Venantius Honorius Clementianus Fortunatus|
(530 - December 14, 609) Italy - France
Saint, bishop - Feast-day December 14
Venantius was a poet, born at Valdobbiadene or at Ceneda, near Treviso, Italy. He spent his time as court poet to the Merovingians. After visiting the tomb of St. Martin of Tours at St. Hilary at Poitiers, he decided to enter a monastery. He continued to write poetry, some of which have a permanent place in Catholic hymnody, for instance the Easter season hymns Vexilla Regis and the Pange Lingua (Sing, O my tongue, of the battle).
Three or four years before he died he was made bishop of Poitiers. As the following poem (dedicated to his friend Rucco, deacon in far-away Paris) shows, he is also a spiritual ancestor of same-sex lovers. He died in Poitiers.
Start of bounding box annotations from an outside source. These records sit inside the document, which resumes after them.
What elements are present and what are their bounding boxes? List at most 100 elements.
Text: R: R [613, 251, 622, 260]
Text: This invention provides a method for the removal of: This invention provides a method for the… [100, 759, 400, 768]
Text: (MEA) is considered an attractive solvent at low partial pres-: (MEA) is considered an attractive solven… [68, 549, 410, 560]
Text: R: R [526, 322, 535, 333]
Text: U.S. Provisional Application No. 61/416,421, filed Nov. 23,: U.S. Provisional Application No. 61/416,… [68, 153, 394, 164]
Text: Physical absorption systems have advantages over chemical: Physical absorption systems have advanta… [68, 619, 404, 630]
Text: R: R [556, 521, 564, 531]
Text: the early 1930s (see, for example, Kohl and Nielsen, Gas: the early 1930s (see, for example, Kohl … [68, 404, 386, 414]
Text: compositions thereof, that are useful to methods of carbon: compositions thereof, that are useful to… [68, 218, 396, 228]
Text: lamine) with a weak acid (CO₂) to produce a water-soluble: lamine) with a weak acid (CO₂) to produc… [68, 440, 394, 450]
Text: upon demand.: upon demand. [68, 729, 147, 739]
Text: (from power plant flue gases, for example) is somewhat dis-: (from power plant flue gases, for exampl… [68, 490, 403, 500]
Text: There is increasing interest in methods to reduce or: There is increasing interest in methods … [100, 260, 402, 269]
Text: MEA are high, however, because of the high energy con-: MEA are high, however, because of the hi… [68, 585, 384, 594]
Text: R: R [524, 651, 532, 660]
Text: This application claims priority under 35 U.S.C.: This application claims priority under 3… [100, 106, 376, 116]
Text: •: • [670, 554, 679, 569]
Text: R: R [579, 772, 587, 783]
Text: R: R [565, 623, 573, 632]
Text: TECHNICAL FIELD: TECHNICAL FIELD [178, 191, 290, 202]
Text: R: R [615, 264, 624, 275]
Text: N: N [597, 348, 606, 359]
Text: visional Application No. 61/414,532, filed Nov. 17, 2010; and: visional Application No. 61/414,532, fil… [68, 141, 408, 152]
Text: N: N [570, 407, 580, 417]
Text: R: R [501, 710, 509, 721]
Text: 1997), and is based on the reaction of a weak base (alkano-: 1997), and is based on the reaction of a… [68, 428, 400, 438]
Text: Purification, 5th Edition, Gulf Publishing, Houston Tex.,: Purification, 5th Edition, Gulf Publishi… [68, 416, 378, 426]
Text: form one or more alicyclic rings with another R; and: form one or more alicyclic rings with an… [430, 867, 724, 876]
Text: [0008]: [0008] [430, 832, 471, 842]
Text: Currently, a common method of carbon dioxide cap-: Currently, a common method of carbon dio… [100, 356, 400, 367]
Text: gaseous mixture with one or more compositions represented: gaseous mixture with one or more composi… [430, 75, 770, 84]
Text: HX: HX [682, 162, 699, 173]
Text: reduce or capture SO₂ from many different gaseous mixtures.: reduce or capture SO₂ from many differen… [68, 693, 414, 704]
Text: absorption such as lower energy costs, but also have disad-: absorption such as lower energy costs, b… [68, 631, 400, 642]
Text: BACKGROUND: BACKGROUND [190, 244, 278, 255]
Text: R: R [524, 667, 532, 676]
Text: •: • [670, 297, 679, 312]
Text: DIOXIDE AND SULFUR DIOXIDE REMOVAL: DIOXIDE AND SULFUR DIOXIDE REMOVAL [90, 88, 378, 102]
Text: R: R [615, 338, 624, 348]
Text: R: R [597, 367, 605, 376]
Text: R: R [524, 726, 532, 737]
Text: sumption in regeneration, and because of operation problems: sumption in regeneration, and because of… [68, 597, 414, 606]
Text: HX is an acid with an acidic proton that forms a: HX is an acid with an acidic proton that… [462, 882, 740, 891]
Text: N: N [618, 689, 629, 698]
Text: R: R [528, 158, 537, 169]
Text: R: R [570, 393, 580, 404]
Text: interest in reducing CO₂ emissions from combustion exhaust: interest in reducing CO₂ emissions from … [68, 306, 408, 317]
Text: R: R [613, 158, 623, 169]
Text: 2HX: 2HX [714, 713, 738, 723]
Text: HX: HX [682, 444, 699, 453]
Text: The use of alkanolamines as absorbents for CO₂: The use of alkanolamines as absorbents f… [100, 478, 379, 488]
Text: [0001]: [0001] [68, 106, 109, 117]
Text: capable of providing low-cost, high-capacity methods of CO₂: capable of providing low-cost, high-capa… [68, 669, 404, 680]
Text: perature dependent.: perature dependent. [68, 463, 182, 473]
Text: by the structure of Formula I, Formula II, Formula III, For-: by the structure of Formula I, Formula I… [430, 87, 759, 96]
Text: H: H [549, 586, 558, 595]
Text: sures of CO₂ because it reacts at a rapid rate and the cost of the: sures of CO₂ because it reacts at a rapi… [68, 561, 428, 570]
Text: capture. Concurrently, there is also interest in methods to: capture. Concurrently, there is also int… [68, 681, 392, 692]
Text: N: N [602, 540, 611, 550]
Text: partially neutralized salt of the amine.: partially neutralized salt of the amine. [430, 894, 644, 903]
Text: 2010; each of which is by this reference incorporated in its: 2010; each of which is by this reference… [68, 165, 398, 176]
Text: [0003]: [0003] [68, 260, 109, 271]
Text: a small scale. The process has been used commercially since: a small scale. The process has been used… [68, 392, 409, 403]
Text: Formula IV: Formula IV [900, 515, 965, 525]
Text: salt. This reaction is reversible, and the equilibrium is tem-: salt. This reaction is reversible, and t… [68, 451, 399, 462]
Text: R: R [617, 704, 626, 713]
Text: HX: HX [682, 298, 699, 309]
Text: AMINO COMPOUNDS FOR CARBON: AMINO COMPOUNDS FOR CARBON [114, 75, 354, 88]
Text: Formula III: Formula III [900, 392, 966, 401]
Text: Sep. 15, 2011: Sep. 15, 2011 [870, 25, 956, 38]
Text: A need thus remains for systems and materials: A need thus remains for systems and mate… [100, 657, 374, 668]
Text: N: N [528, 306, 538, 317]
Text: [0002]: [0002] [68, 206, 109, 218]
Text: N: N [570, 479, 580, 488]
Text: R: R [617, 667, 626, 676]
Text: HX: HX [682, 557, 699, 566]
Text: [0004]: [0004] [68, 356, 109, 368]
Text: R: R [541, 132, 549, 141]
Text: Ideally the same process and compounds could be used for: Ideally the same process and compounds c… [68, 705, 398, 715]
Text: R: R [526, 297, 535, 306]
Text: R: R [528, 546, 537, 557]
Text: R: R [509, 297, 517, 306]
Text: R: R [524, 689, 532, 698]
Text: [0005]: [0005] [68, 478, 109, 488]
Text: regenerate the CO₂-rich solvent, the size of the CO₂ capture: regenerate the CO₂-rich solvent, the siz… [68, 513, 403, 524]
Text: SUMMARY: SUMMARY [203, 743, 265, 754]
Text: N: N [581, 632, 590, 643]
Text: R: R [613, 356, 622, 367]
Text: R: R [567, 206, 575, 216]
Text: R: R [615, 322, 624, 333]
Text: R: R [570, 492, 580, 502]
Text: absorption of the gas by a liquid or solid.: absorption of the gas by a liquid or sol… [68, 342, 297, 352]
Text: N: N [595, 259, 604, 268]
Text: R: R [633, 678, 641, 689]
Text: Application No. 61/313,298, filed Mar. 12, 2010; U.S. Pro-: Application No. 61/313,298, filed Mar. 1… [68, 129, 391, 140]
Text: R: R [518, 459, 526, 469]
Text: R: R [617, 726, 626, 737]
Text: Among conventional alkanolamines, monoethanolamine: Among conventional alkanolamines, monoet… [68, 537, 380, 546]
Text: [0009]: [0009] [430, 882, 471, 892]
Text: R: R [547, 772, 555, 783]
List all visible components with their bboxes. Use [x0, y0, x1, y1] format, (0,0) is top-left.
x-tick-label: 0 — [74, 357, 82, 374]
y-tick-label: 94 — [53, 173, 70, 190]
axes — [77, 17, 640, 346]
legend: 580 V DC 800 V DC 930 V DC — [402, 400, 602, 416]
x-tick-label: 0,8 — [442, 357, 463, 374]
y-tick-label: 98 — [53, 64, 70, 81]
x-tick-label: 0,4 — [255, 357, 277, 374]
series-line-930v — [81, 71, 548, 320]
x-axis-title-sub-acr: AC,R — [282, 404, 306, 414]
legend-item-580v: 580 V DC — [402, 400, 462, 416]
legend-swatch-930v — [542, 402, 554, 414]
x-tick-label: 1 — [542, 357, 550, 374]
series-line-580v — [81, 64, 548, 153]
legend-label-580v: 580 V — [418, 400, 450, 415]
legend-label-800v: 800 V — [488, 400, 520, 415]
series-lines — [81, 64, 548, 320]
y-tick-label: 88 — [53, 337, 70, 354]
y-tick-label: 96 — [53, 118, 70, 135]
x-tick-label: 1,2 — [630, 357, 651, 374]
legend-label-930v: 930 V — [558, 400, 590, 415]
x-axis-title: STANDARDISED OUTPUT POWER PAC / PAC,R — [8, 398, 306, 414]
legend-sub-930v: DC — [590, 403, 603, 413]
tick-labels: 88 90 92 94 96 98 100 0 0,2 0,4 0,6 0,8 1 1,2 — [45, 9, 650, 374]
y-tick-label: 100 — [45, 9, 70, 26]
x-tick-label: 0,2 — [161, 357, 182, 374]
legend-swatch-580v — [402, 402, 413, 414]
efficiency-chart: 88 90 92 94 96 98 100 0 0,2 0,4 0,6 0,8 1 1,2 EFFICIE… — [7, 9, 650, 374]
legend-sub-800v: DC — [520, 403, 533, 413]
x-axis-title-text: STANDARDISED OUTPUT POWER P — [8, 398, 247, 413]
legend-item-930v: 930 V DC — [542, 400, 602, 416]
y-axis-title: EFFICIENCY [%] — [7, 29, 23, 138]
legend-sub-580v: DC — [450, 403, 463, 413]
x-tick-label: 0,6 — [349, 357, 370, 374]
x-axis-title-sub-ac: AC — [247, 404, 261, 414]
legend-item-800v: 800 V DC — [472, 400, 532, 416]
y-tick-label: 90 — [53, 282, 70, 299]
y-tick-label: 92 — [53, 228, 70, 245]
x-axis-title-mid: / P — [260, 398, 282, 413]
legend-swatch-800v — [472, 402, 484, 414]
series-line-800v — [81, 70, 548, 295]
"Written on an Island off the Breton Coast"
You at God's altar stand, His minister
(trans. Helen Waddell, in Penguin Book of Homosexual Verse)
And Paris lies about you and the Seine:
Around this Breton isle the Ocean swells,
Deep water and one love between us twain.
Wild is the wind, but still thy name is spoken;
Rough is the sea: it sweeps not o'er they face.
Still runs my lover for shelter to its dwelling,
Hither, O heart, to thine abiding place.
Swift as the waves beneath an east wind breaking
Dark as beneath a winter sky the sea,
So to my heart crowd memories awaking,
So dark, O love, my spirit without thee.